On the offensive in pursuit of that elusive bank debt deal
EUROPEAN DIARY:With under 100 days to go before Ireland’s presidency of the EU, the countdown has begun in earnest, writes ARTHUR BEESLEY
ENDA KENNY must have been up and about before 5am yesterday to make the 6.50am Aer Lingus flight to Brussels.
If the Taoiseach felt at all fatigued during a hectic day of EU meetings, he showed no sign of it. He finished the visit with the speech last night to the Institute of European affairs before flying home on the government jet.
Kenny was here in the cold and wet for talks on Ireland’s imminent presidency of the EU. With him were Tánaiste Eamon Gilmore and nine other Government luminaries.
Ministers gathered in Ireland’s permanent representation to the EU on Rue Froissart before being ferried up the street in Volkswagen people-carriers to the Berlaymont base of the EU Commission. Michael Noonan was in the room next to where the Taoiseach and Tánaiste gave a press conference. Joan Burton sat in the lobby under a portrait of President Michael D Higgins.

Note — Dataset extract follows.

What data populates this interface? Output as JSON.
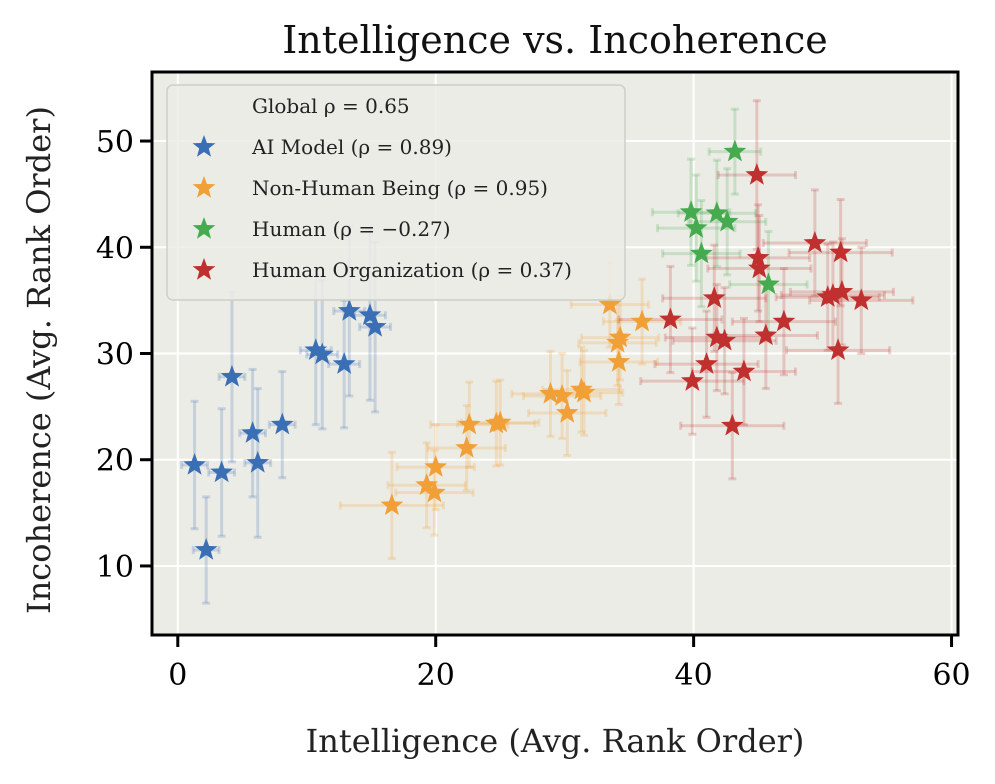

Absent from the group was Minister for Health James Reilly, whose problems flared up again with the disclosure of his link to Balbriggan developer Séamus Murphy. While the embattled Reilly doggedly fought his ground in Dublin, the Taoiseach went on the offensive in Brussels in pursuit of that elusive bank debt deal. The official position, of course, was that the delegation was in town primarily to discuss Ireland’s preparations for its prime role in EU affairs next year. “This is regarded by us as a real curtain-raiser for the Irish presidency on the 1st of January,” Kenny said.
Moments later, he would say that he had not come to Brussels for deep talks on the banking question. “It’s not a case of having a substantive discussion about bank debt or debt sustainability today.” But the Taoiseach still laid down a marker for those in the German, Dutch and Finnish governments who would deny Ireland relief on legacy bank assets.
“Clearly, the decision of the European Council was based on fact and on the evidence before the eyes of the leaders of the 27 and it wasn’t in my view based on problems that might arise some time in the future,” he said.
“Clearly, there are problems with a number of countries and those problems have arisen over a past period of time so in that sense the understanding here was that the decision of the council was to deal with problems on the table now and that have arisen in the past.”